If you wish to include a pdf file in your email, a best practice would be to share a link to download the file with your recipients – rather than including the actual file. Have a look at this example where Nimble shares a link to download a case study in their onboarding email:

avoid spam filters

  • Offer Both Plain Text And HTML Version Of Your Emails

It’s a good practice to include the plain text version in addition to the HTML version of your emails to avoid spam filters – it indicates your legitimacy to the ISP, and makes your emails more reader friendly in case the email client doesn’t support HTML emails.
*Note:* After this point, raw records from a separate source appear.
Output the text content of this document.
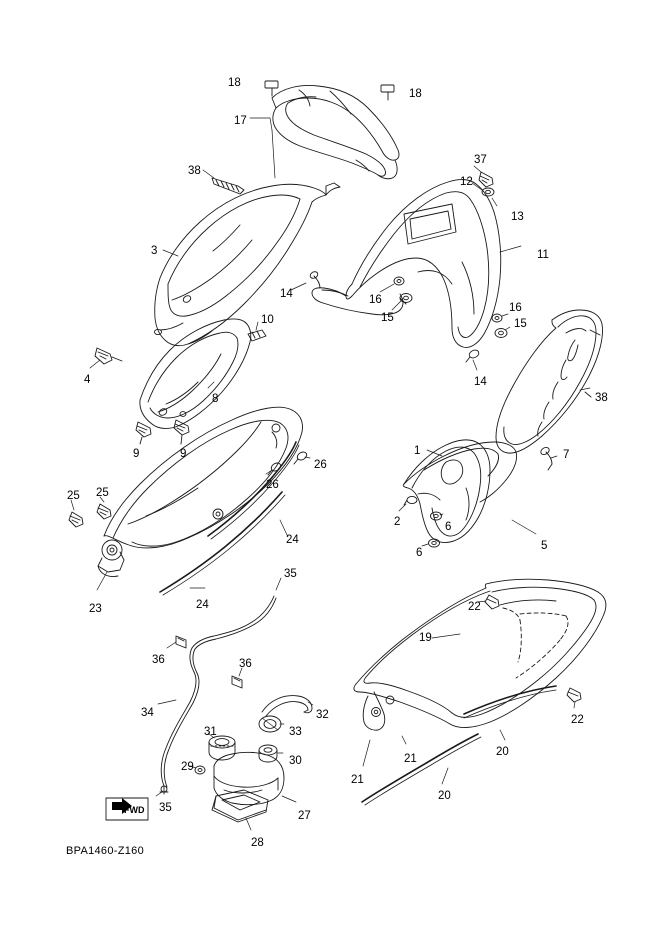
18
18
17
38
37
12
13
11
3
14	16
15
16
15
10
4
8
14
38
9	9	1	7
26
26
25 25
2	6
6
5
24
23	24
35
22
19
36	36
22
34
31
32
33
30
29
20
21
21
20
35
27
28
FWD
BPA1460-Z160
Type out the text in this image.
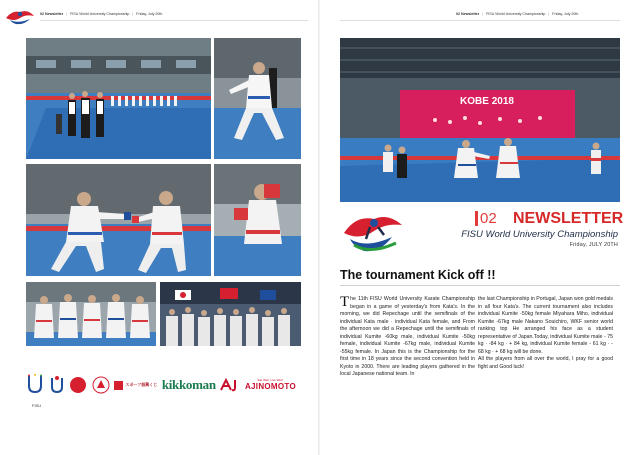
02 Newsletter | FISU World University Championship | Friday, July 20th
スポーツ振興くじ kikkoman	Eat Well, Live Well.
AJINOMOTO
FISU
02 Newsletter | FISU World University Championship | Friday, July 20th
KOBE 2018
02 NEWSLETTER
FISU World University Championship
Friday, JULY 20TH
The tournament Kick off !!

The 11th FISU World University Karate Championship began in a game of yesterday's from Kata's. In the morning, we did Repechage until the semifinals of the individual Kata male · individual Kata female, and From the afternoon we did a Repechage until the semifinals of individual Kumite -60kg male, individual Kumite -50kg female, individual Kumite -67kg male, individual Kumite -55kg female. In Japan this is the Championship for the first time in 18 years since the second convention held in Kyoto in 2000. There are leading players gathered in the local Japanese national team. In

the last Championship in Portugal, Japan won gold medals in all four Kata's. The current tournament also includes individual Kumite -50kg female Miyahara Miho, individual Kumite -67kg male Nakano Souichiro, WKF senior world ranking top He arranged his face as a student representative of Japan.Today, individual Kumite male - 75 kg · -84 kg · + 84 kg, individual Kumite female - 61 kg · - 68 kg · + 68 kg will be done.

All the players from all over the world, I pray for a good fight and Good luck!
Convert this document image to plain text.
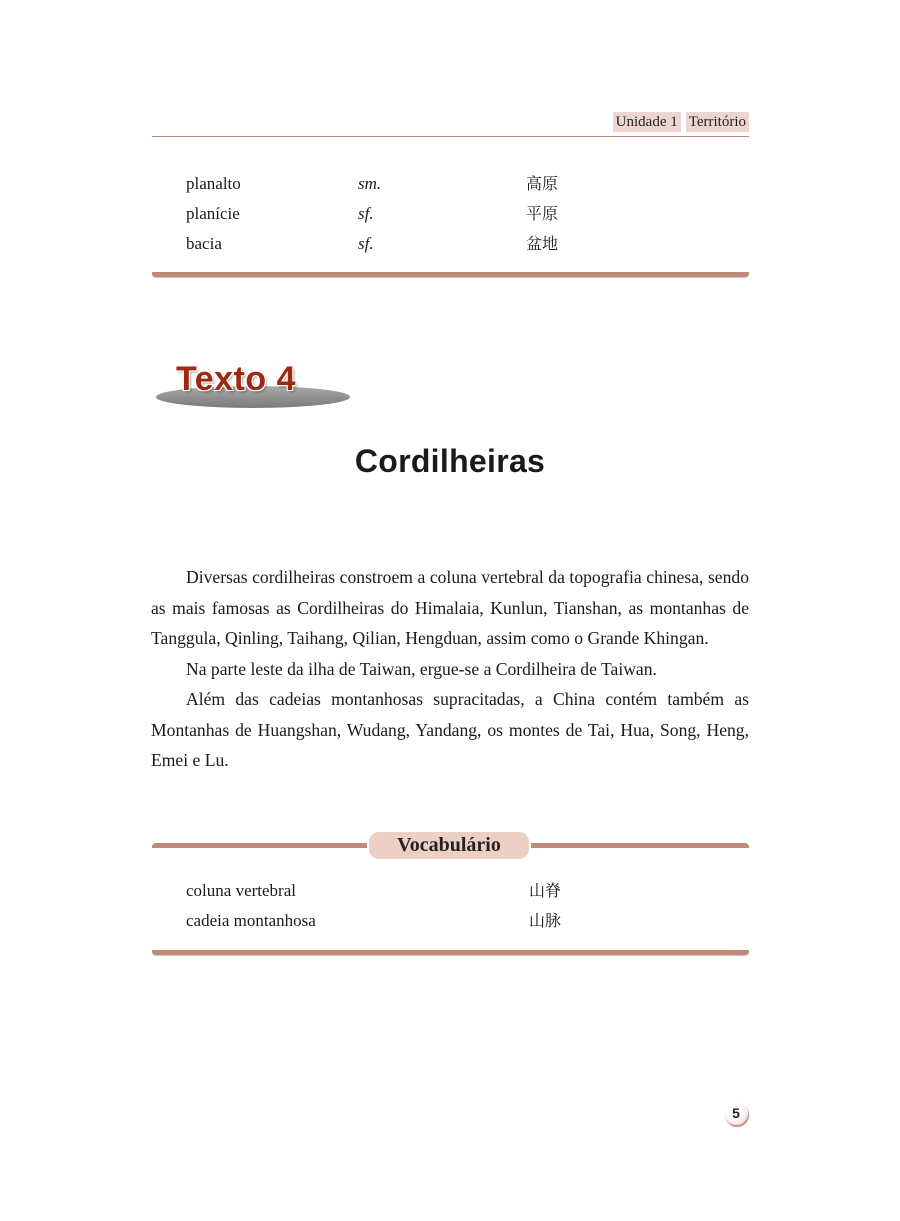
Unidade 1 Território
planalto	sm.	高原
planície	sf.	平原
bacia	sf.	盆地
Texto 4
Cordilheiras

Diversas cordilheiras constroem a coluna vertebral da topografia chinesa, sendo as mais famosas as Cordilheiras do Himalaia, Kunlun, Tianshan, as montanhas de Tanggula, Qinling, Taihang, Qilian, Hengduan, assim como o Grande Khingan.

Na parte leste da ilha de Taiwan, ergue-se a Cordilheira de Taiwan.

Além das cadeias montanhosas supracitadas, a China contém também as Montanhas de Huangshan, Wudang, Yandang, os montes de Tai, Hua, Song, Heng, Emei e Lu.

Vocabulário
coluna vertebral	山脊
cadeia montanhosa	山脉
5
Also, spam filters see sloppy HTML code as a red flag and might mark an email spam based on it. So it is highly recommended to have your HTML code top notch, devoid of any broken tags.

avoid spam filters

  • Keep A Balanced Links To Text Ratio

It is advised to keep links to a minimal as including too many links might raise some red flags. You should also use descriptive text instead of using link text as spam filters try to block phishing attacks, where attackers encourage readers to click on a well-known text URL that links to a different URL (attacker website). Every link included in this blog post is an example of descriptive text. Here is an example of use of descriptive text in an email:

avoid spam filters

Email deliverability is something which depends on a lot of other factors relating to your servers, protocols and more. However, following the tips shared in this post will help you enough to ensure that your messages are not being left undelivered because of negligence. One piece of advice that we could provide to avoid spam filters is to use Betaout’s Email Marketing Tool For Ecommerce Marketing and ensure a high level of deliverability. You can also iterate on the tips mentioned above, keep abreast with the changes in spam filter algorithms and timely test your emails to avoid your emails from going to spam.